Kur'an-ı Kerim ve Türkçe Meali Sayfa 95
102. Ve sen İçlerinde olup da onlara namaz kıldıracak olursan, onlardan bir kısmı seninle beraber namaza dursun, silâhlarını da yanlarına alsınlar. Secde ettiklerinde(n hemen sonra) arkanızda yerlerini alsınlar. Bu defa henüz namaz kılmayan diğer kısım gelip seninle beraber namaz kılsınlar; tetikte olup silâhlarını yanlarında tutsunlar. Küfredenler, silâhlarınızdan ve eşyanızdan gaflet etmenizi ve böylece size birdenbire baskın yapmayı isterler.
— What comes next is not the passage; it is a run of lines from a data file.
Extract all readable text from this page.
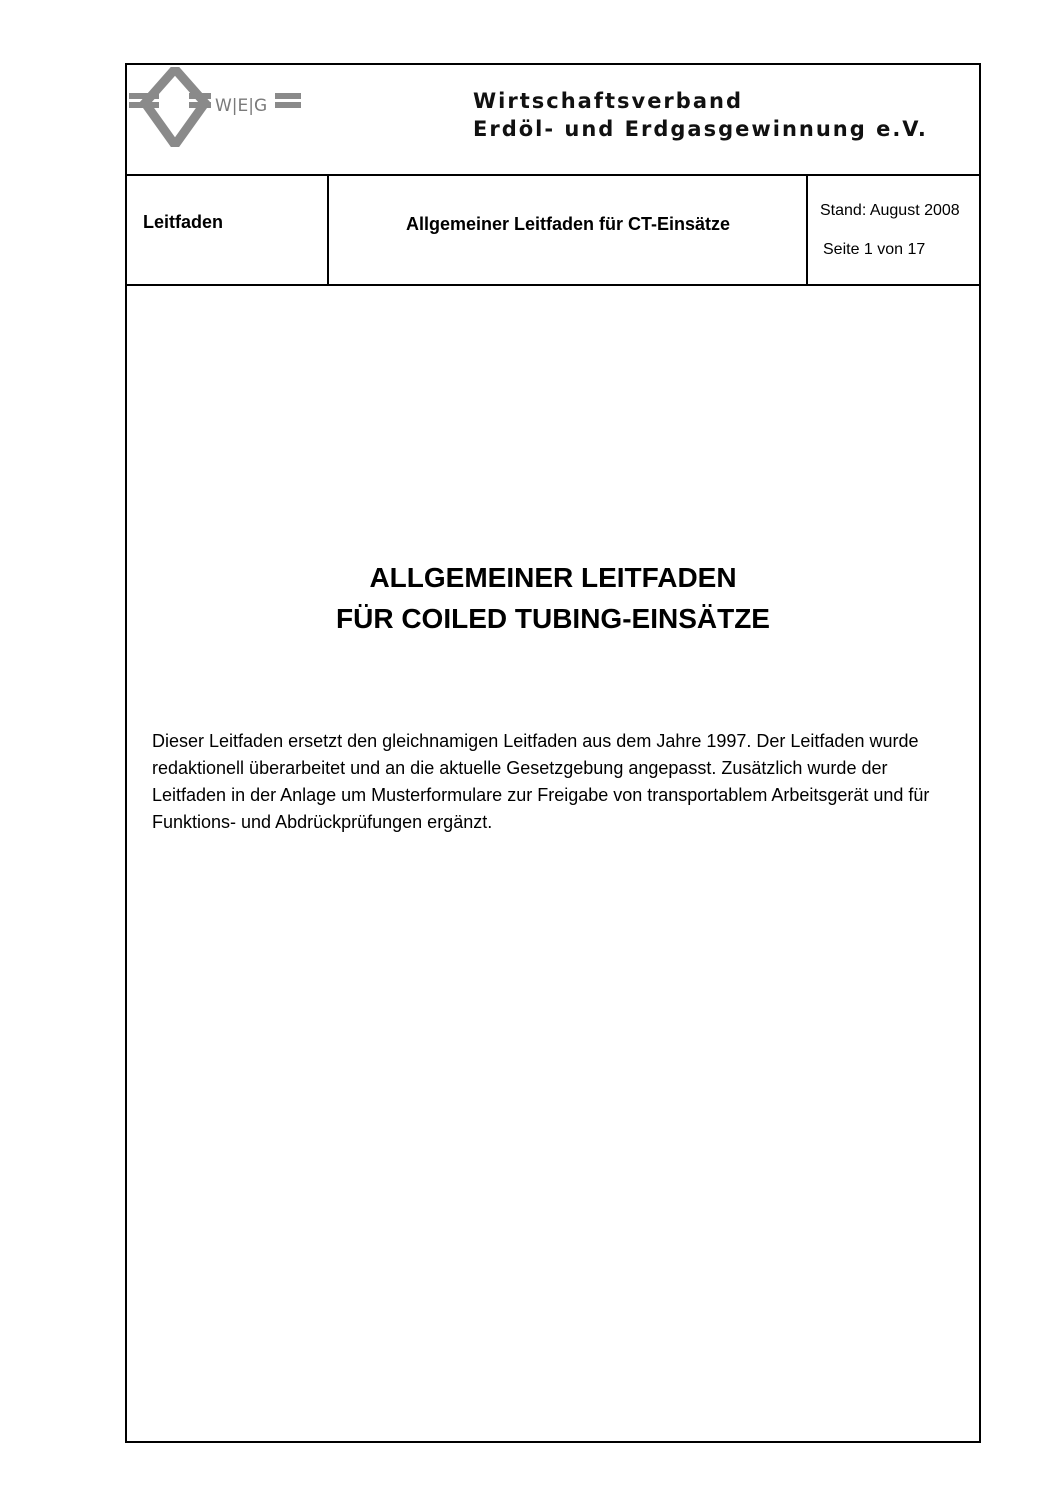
W|E|G	Wirtschaftsverband
Erdöl- und Erdgasgewinnung e.V.
Leitfaden	Allgemeiner Leitfaden für CT-Einsätze
Stand: August 2008
Seite 1 von 17
ALLGEMEINER LEITFADEN
FÜR COILED TUBING-EINSÄTZE
Dieser Leitfaden ersetzt den gleichnamigen Leitfaden aus dem Jahre 1997. Der Leitfaden wurde redaktionell überarbeitet und an die aktuelle Gesetzgebung angepasst. Zusätzlich wurde der Leitfaden in der Anlage um Musterformulare zur Freigabe von transportablem Arbeitsgerät und für Funktions- und Abdrückprüfungen ergänzt.
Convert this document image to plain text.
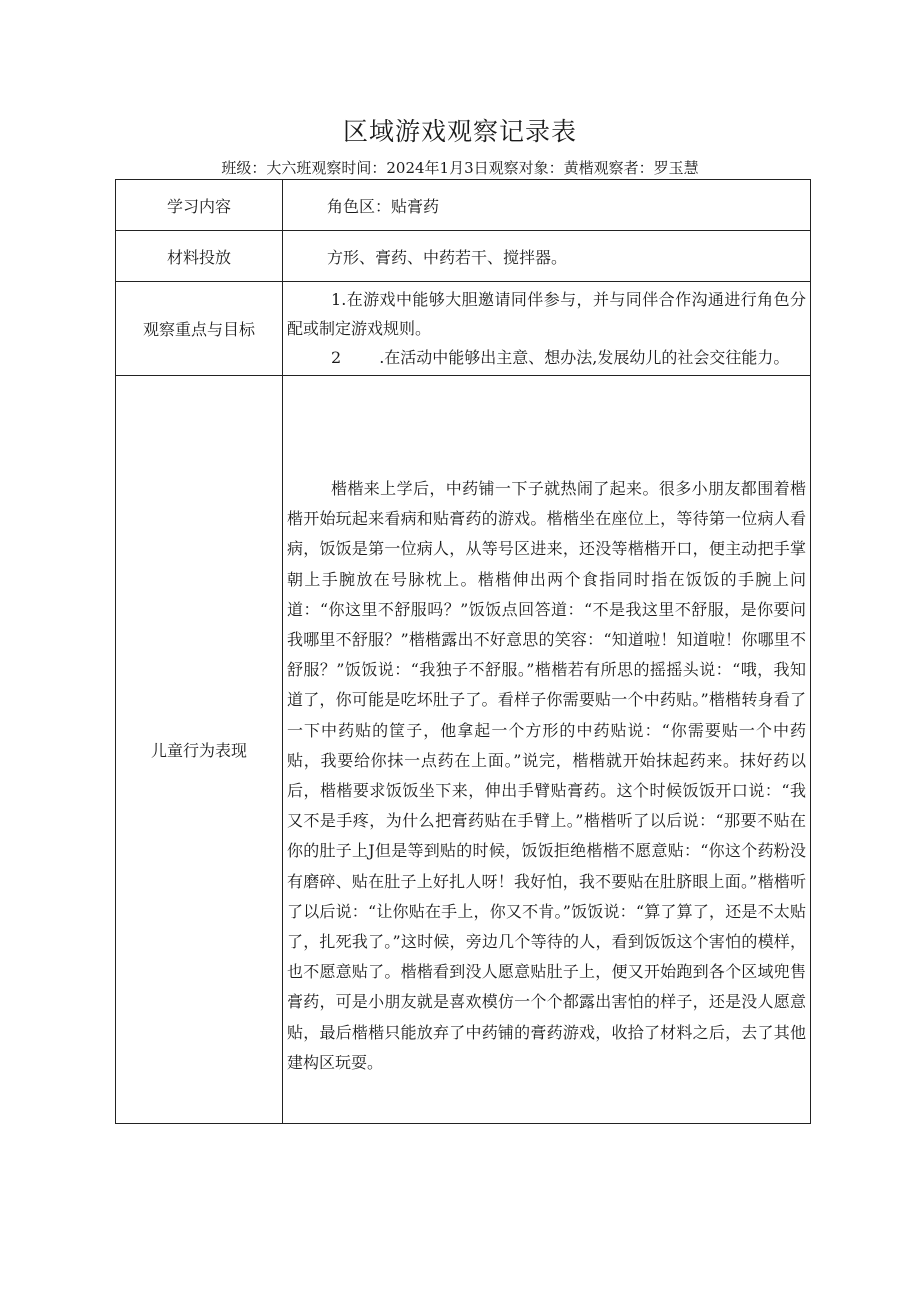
区域游戏观察记录表
班级：大六班观察时间：2024年1月3日观察对象：黄楷观察者：罗玉慧
学习内容	角色区：贴膏药
材料投放	方形、膏药、中药若干、搅拌器。
观察重点与目标	1.在游戏中能够大胆邀请同伴参与，并与同伴合作沟通进行角色分配或制定游戏规则。
2 .在活动中能够出主意、想办法,发展幼儿的社会交往能力。

儿童行为表现	楷楷来上学后，中药铺一下子就热闹了起来。很多小朋友都围着楷楷开始玩起来看病和贴膏药的游戏。楷楷坐在座位上，等待第一位病人看病，饭饭是第一位病人，从等号区进来，还没等楷楷开口，便主动把手掌朝上手腕放在号脉枕上。楷楷伸出两个食指同时指在饭饭的手腕上问道：“你这里不舒服吗？”饭饭点回答道：“不是我这里不舒服，是你要问我哪里不舒服？”楷楷露出不好意思的笑容：“知道啦！知道啦！你哪里不舒服？”饭饭说：“我独子不舒服。”楷楷若有所思的摇摇头说：“哦，我知道了，你可能是吃坏肚子了。看样子你需要贴一个中药贴。”楷楷转身看了一下中药贴的筐子，他拿起一个方形的中药贴说：“你需要贴一个中药贴，我要给你抹一点药在上面。”说完，楷楷就开始抹起药来。抹好药以后，楷楷要求饭饭坐下来，伸出手臂贴膏药。这个时候饭饭开口说：“我又不是手疼，为什么把膏药贴在手臂上。”楷楷听了以后说：“那要不贴在你的肚子上J但是等到贴的时候，饭饭拒绝楷楷不愿意贴：“你这个药粉没有磨碎、贴在肚子上好扎人呀！我好怕，我不要贴在肚脐眼上面。”楷楷听了以后说：“让你贴在手上，你又不肯。”饭饭说：“算了算了，还是不太贴了，扎死我了。”这时候，旁边几个等待的人，看到饭饭这个害怕的模样，也不愿意贴了。楷楷看到没人愿意贴肚子上，便又开始跑到各个区域兜售膏药，可是小朋友就是喜欢模仿一个个都露出害怕的样子，还是没人愿意贴，最后楷楷只能放弃了中药铺的膏药游戏，收拾了材料之后，去了其他建构区玩耍。
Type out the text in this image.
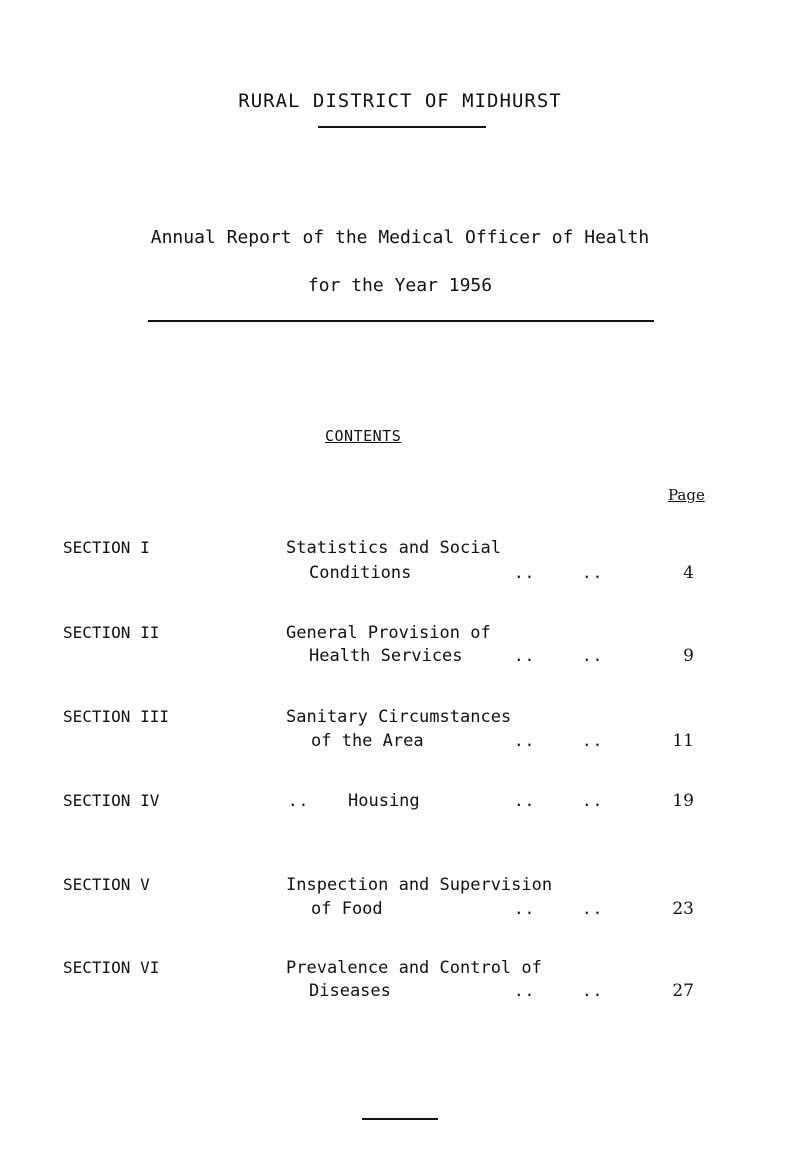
RURAL DISTRICT OF MIDHURST
Annual Report of the Medical Officer of Health
for the Year 1956
CONTENTS
Page
SECTION I	Statistics and Social
Conditions	..	..	4
SECTION II	General Provision of
Health Services	..	..	9
SECTION III	Sanitary Circumstances
of the Area	..	..	11
SECTION IV	.. Housing	..	..	19
SECTION V	Inspection and Supervision
of Food	..	..	23
SECTION VI	Prevalence and Control of
Diseases	..	..	27
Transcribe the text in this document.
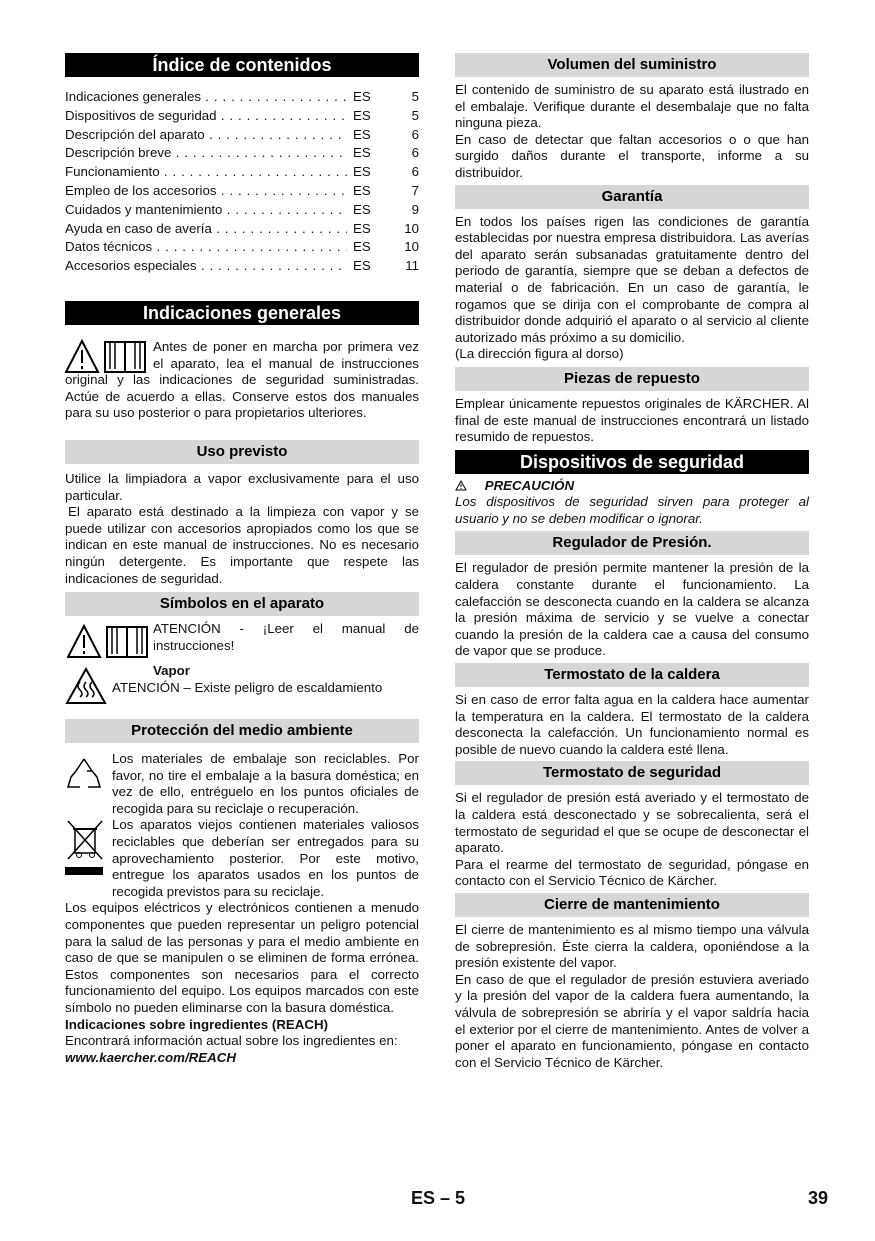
Índice de contenidos
Indicaciones generales . . .	ES	5
Dispositivos de seguridad . . .	ES	5
Descripción del aparato . . .	ES	6
Descripción breve . . .	ES	6
Funcionamiento . . .	ES	6
Empleo de los accesorios . . .	ES	7
Cuidados y mantenimiento . . .	ES	9
Ayuda en caso de avería . . .	ES	10
Datos técnicos . . .	ES	10
Accesorios especiales . . .	ES	11
Indicaciones generales

Antes de poner en marcha por primera vez el aparato, lea el manual de instrucciones original y las indicaciones de seguridad suministradas. Actúe de acuerdo a ellas. Conserve estos dos manuales para su uso posterior o para propietarios ulteriores.

Uso previsto

Utilice la limpiadora a vapor exclusivamente para el uso particular.

El aparato está destinado a la limpieza con vapor y se puede utilizar con accesorios apropiados como los que se indican en este manual de instrucciones. No es necesario ningún detergente. Es importante que respete las indicaciones de seguridad.

Símbolos en el aparato
ATENCIÓN - ¡Leer el manual de instrucciones!
Vapor
ATENCIÓN – Existe peligro de escaldamiento
Protección del medio ambiente

Los materiales de embalaje son reciclables. Por favor, no tire el embalaje a la basura doméstica; en vez de ello, entréguelo en los puntos oficiales de recogida para su reciclaje o recuperación.

Los aparatos viejos contienen materiales valiosos reciclables que deberían ser entregados para su aprovechamiento posterior. Por este motivo, entregue los aparatos usados en los puntos de recogida previstos para su reciclaje.

Los equipos eléctricos y electrónicos contienen a menudo componentes que pueden representar un peligro potencial para la salud de las personas y para el medio ambiente en caso de que se manipulen o se eliminen de forma errónea. Estos componentes son necesarios para el correcto funcionamiento del equipo. Los equipos marcados con este símbolo no pueden eliminarse con la basura doméstica.

Indicaciones sobre ingredientes (REACH)

Encontrará información actual sobre los ingredientes en:

www.kaercher.com/REACH

Volumen del suministro

El contenido de suministro de su aparato está ilustrado en el embalaje. Verifique durante el desembalaje que no falta ninguna pieza.

En caso de detectar que faltan accesorios o o que han surgido daños durante el transporte, informe a su distribuidor.

Garantía

En todos los países rigen las condiciones de garantía establecidas por nuestra empresa distribuidora. Las averías del aparato serán subsanadas gratuitamente dentro del periodo de garantía, siempre que se deban a defectos de material o de fabricación. En un caso de garantía, le rogamos que se dirija con el comprobante de compra al distribuidor donde adquirió el aparato o al servicio al cliente autorizado más próximo a su domicilio.

(La dirección figura al dorso)

Piezas de repuesto

Emplear únicamente repuestos originales de KÄRCHER. Al final de este manual de instrucciones encontrará un listado resumido de repuestos.

Dispositivos de seguridad
PRECAUCIÓN

Los dispositivos de seguridad sirven para proteger al usuario y no se deben modificar o ignorar.

Regulador de Presión.

El regulador de presión permite mantener la presión de la caldera constante durante el funcionamiento. La calefacción se desconecta cuando en la caldera se alcanza la presión máxima de servicio y se vuelve a conectar cuando la presión de la caldera cae a causa del consumo de vapor que se produce.

Termostato de la caldera

Si en caso de error falta agua en la caldera hace aumentar la temperatura en la caldera. El termostato de la caldera desconecta la calefacción. Un funcionamiento normal es posible de nuevo cuando la caldera esté llena.

Termostato de seguridad

Si el regulador de presión está averiado y el termostato de la caldera está desconectado y se sobrecalienta, será el termostato de seguridad el que se ocupe de desconectar el aparato.

Para el rearme del termostato de seguridad, póngase en contacto con el Servicio Técnico de Kärcher.

Cierre de mantenimiento

El cierre de mantenimiento es al mismo tiempo una válvula de sobrepresión. Éste cierra la caldera, oponiéndose a la presión existente del vapor.

En caso de que el regulador de presión estuviera averiado y la presión del vapor de la caldera fuera aumentando, la válvula de sobrepresión se abriría y el vapor saldría hacia el exterior por el cierre de mantenimiento. Antes de volver a poner el aparato en funcionamiento, póngase en contacto con el Servicio Técnico de Kärcher.

ES – 5	39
Eğer yağmurdan tedirgin olur veya hasta bulunursanız, silâhlarınızı bırakmanızda bir sakınca yoktur; ama her şeye rağmen tetikte olun, ihtiyatlı davranın. Şüphesiz ki Allah kâfirlere aşağılayıcı, horlayıcı bir azâb hazırlamıştır.
103. Namazı kıldınızmı, gerek ayakta, gerek oturarak, gerekse yanlarınız üzerine bulunurken Allah'ı anın, (korkuyu atıp) kalbiniz yatışınca da tam olarak namazı kılın. Çünkü namaz belirli vakitlerde mü'minler üzerine farz kılınmıştır.
104. (Düşmanınız olan) kavmi (kâfirleri) takip etmekte gevşeklik göstermeyin. Siz acı ve kaygı duyuyorsanız, herhalde onlar da sizin duyduğunuz gibi acı ve kaygı duyuyorlar ; kaldı ki siz onların ummadıkları şeyi Allah'tan umuyorsunuz. Allah bilendir ve yegâne hikmet sahibidir.
105. Allah'ın sana gösterdiği ölçü ve anlamda, insanlar arasında hükmedesin diye bu Kitab'ı hak olarak şüphesiz ki sana indirdik. Artık hâinlerden yana savunucu olma !.